Delay in disbursing funds to poor countries disappointing: RameshBy IANS
Sunday, February 27, 2011
NEW DELHI - Environment Minister Jairam Ramesh Sunday termed the delay in disbursement of fast-start funding by developed countries to poor countries as the “biggest disappointment” and “betrayal of trust”, saying this could make the atmosphere at the Durban climate change talks later this year “clouded with doubt and suspicion”.
“It is highly regrettable and most unfortunate that even after 14 months of the Copenhagen Accord, under the so-called Fast Finance Track window, there is hardly any significant disbursement. Unless the countries begin to see funds flowing, the atmosphere at Durban will be clouded with doubt and suspicion,” Ramesh told reporters here, after the sixth meeting of environment ministers from BASIC countries - Brazil, South Africa, India and China.
The BASIC countries were of the view that Cancun Agreement reached in December 2010 cannot be a substitute for the 2007 Bali Road Map.
“All of us welcomed the Cancun Agreements as they provided a stage for resolution of some outstanding political issues. We were equally convinced that the Cancun Agreements are not a substitute for the ‘Bali Road Map’ that is not present in the Cancun Agreements.

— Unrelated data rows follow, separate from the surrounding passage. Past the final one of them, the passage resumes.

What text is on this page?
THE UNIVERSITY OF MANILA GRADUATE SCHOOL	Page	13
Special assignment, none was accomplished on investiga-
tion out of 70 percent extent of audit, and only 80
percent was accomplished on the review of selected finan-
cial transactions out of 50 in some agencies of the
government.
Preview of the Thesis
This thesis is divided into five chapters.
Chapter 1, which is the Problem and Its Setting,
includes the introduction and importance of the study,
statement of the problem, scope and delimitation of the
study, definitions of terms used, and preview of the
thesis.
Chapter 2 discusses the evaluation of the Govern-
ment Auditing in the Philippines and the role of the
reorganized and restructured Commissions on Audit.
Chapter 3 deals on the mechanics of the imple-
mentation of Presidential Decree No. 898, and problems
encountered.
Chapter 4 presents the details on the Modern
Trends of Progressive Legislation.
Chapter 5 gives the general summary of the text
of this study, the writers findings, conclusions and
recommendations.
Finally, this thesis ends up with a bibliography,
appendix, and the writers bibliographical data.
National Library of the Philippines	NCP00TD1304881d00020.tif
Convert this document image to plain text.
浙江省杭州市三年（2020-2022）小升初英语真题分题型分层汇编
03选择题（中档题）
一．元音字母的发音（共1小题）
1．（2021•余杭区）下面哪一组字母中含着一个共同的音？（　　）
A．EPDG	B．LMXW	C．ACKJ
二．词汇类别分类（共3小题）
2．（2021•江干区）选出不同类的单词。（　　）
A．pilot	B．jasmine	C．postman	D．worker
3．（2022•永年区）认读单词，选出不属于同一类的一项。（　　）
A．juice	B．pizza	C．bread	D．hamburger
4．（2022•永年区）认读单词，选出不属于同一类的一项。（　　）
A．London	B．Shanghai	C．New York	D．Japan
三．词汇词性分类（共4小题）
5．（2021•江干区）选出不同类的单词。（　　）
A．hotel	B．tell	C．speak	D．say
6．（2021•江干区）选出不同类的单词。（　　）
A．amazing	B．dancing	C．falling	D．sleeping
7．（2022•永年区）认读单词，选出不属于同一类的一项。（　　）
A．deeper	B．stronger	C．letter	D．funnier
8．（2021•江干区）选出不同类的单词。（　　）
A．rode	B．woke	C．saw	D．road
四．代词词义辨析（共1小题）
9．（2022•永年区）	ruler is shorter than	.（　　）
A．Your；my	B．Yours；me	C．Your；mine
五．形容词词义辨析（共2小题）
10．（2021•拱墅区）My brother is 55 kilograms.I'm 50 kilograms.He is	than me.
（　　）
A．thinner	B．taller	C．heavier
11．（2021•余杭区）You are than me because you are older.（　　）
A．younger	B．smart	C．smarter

BASIC countries will make every effort to bring these issues back in the main stream of global climate change negotiations,” Ramesh said.
He said the BASIC countries have identified three issues - equity, intellectual property rights and trade - that need to be brought to main negotiating agenda.
Giving details about the negotiations, Ramesh said: “We need to continue the negotiations in 2011 leading up to Durban in a spirit of inclusiveness and transparency. Many issues on which we need further clarity. Two most critical issues are of second commitment period of the Kyoto protocol and the issue of Fast Track Finance.”
The developed countries were supposed to provide $30 billion funding to least developed countries and small island nations by 2012.
“The disbursement has not even exceeded two digits,” he added.
The countries agreed that non-government experts from BASIC countries would work on a synthesis paper on equity for sustainable development.
Zhenhua Xie, China’s vice minister of the national development and reform commission and special representative on climate change, said: “We are going to safeguard the interests of developing countries to promote over all climate change negotiations process. The BASIC group will play a very active and constructive role in promoting over all process.”